The letter quotes Section 12(4) of the RTI Act, which says, “The general superintendence, direction and management of the affairs of the Central Information Commission shall vest in the Chief Information Commissioner who shall be assisted by the Information Commissioners and may exercise all such powers and do all such acts and things which may be exercised or done by the Central Information Commission autonomously without being subjected to directions by any other authority under this Act.”
The NCPRI says, “Clearly, the aforementioned section implies that the role of the Chief Information Commissioner is critical for the functioning of the Central Information Commission. The post of the Chief Information Commissioner being vacant, therefore, has the potential to adversely impact the effective functioning of the Commission.”
It adds, “Already there is a huge backlog in the Central Information Commission with close to 25,000 appeals and complaints pending in the Commission. Often people have to wait for more than a year for their appeals and complaints to be heard. The lack of a CIC will cause the pendency in the Commission to further increase.”
Quoting reports which say that the appointment of the Chief Information Commissioner has been held up due to the absence of a Leader of Opposition in the Lok Sabha, the NCPRI says, “However, this cannot be the rationale for not appointing the Chief Information Commissioner since the RTI Act clearly specifies that in case no Leader of Opposition has been recognised, the leader of the single largest party in opposition in the Lok Sabha shall be deemed to be Leader of Opposition for the purpose of selecting Information Commissioners.”
The NCPRI quotes Section 12(3) of the RTI Act for this, which says: “(3) The Chief Information Commissioner and Information Commissioners shall be appointed by the President on the recommendation of a committee consisting of (i) the Prime Minister, who shall be the Chairperson of the committee; (ii) the Leader of Opposition in the Lok Sabha; and (iii) a Union Cabinet Minister to be nominated by the Prime Minister.”
The NCPRI quotes the accompanying explanation to underscore: “For the purposes of removal of doubts, it is hereby declared that where the Leader of Opposition in the House of the People has not been recognised as such, the Leader of the single largest group in opposition of the Government in the House of the People shall be deemed to be the Leader of Opposition.”

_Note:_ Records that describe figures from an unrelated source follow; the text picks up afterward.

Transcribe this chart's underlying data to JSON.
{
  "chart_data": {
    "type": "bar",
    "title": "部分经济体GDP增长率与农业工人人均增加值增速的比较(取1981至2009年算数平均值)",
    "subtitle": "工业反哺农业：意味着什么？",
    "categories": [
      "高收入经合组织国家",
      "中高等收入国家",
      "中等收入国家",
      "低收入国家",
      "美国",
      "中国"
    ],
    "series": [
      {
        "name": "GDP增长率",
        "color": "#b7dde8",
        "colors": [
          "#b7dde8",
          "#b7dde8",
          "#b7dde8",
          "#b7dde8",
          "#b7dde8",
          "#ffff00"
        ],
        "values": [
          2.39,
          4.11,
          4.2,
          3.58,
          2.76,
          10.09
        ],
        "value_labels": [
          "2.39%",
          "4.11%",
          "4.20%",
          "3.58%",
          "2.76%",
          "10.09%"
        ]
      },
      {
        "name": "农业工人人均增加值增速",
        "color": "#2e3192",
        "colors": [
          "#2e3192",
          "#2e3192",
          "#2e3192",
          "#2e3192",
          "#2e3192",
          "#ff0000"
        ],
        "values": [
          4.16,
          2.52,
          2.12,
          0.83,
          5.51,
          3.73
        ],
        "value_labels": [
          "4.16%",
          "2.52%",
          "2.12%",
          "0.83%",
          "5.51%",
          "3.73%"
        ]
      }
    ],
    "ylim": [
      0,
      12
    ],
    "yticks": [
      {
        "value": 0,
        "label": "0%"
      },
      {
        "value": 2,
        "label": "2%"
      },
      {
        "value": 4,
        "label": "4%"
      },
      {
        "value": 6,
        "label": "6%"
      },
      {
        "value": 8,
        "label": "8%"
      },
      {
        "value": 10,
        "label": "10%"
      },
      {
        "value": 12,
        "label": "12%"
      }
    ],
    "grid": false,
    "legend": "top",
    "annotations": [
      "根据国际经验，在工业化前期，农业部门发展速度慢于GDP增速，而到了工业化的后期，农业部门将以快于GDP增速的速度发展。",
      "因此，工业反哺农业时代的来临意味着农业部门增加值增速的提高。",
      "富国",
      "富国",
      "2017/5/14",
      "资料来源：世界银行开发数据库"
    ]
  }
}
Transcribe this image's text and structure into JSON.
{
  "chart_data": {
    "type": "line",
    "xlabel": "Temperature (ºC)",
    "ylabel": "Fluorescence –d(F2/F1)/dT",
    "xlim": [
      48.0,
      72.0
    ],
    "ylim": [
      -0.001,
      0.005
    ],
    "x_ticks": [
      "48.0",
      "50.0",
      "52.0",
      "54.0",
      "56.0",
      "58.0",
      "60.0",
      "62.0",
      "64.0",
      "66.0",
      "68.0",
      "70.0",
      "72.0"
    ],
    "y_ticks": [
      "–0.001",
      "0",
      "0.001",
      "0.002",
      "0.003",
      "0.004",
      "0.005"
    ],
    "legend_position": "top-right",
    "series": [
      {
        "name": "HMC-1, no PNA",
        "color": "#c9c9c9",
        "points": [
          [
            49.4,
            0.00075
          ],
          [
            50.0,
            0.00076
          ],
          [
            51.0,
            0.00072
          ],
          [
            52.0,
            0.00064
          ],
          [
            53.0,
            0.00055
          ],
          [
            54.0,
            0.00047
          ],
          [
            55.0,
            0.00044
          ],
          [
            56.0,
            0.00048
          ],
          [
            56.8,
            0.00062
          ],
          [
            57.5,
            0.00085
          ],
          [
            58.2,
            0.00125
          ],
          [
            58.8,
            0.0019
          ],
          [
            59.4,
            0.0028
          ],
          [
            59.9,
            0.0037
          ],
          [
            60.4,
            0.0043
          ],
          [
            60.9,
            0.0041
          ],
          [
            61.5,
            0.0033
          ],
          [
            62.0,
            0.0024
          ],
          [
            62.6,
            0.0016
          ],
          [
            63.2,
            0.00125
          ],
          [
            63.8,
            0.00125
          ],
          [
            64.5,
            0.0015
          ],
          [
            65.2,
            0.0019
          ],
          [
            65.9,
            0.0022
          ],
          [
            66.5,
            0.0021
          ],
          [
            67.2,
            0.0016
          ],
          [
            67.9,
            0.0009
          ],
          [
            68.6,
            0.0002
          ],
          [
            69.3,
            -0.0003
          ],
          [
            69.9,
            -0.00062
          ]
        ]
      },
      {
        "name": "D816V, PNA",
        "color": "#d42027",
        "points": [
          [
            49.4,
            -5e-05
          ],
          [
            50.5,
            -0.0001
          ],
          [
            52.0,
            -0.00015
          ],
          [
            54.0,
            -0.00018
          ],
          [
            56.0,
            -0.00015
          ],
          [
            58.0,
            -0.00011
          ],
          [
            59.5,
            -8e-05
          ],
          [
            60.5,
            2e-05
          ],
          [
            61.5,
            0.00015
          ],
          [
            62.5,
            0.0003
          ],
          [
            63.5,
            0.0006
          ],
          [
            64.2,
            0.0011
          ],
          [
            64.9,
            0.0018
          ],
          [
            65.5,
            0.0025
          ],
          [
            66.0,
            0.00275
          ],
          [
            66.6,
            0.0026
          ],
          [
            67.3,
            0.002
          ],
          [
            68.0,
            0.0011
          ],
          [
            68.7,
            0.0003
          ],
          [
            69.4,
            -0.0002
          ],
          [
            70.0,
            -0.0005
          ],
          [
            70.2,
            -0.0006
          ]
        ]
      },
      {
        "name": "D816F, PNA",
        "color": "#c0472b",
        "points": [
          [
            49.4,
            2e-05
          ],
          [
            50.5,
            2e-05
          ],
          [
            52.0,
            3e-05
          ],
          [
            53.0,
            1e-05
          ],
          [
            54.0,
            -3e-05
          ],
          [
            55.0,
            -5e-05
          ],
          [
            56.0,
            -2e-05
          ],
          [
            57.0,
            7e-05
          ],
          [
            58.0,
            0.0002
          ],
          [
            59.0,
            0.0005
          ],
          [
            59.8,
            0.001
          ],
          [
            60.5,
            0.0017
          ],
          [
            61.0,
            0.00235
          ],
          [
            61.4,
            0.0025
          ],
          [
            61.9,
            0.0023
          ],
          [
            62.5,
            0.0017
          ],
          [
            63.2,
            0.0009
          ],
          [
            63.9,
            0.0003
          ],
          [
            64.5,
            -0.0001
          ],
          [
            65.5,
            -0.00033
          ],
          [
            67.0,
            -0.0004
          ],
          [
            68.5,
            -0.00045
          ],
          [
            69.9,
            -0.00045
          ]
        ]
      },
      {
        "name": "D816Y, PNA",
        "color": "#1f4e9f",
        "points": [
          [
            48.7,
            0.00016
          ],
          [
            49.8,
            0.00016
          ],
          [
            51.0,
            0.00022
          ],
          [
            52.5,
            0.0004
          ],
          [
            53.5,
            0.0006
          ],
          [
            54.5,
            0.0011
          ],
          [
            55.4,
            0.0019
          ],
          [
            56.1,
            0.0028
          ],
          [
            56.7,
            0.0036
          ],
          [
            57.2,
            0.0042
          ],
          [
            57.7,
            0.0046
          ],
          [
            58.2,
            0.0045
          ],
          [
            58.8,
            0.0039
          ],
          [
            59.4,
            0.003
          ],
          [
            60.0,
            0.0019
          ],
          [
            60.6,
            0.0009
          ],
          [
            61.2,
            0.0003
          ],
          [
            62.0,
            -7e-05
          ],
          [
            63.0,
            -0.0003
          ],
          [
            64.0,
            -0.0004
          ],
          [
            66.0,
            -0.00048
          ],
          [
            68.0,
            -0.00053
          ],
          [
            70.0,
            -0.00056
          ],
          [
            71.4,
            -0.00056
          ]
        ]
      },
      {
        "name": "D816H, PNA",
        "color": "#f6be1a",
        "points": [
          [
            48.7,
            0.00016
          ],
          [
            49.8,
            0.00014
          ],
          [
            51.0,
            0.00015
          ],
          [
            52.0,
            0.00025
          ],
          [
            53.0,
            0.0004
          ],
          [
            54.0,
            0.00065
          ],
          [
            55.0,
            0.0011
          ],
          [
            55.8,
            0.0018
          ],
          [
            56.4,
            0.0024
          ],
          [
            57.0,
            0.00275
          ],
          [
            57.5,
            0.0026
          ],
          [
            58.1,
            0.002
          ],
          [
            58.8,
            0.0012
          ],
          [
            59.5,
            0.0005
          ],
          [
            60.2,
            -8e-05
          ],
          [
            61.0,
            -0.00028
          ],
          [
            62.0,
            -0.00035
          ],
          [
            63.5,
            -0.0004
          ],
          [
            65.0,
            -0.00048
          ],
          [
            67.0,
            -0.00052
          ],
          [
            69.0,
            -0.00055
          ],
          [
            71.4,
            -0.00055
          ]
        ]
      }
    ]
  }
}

Asking Modi to take “immediate steps to appoint a Chief Information Commissioner in the Central Information Commission in a transparent manner”, the NCPRI reminds him, “You have repeatedly stated your resolve to make India corruption free, a resolve which can only be realised if the government functions in a transparent manner.” For this, “it is critical that the RTI Act, which guarantees citizens the right to access information from public authorities, is effectively implemented. This would be possible only if the adjudicators -- the Information Commissions -- function properly”, it adds.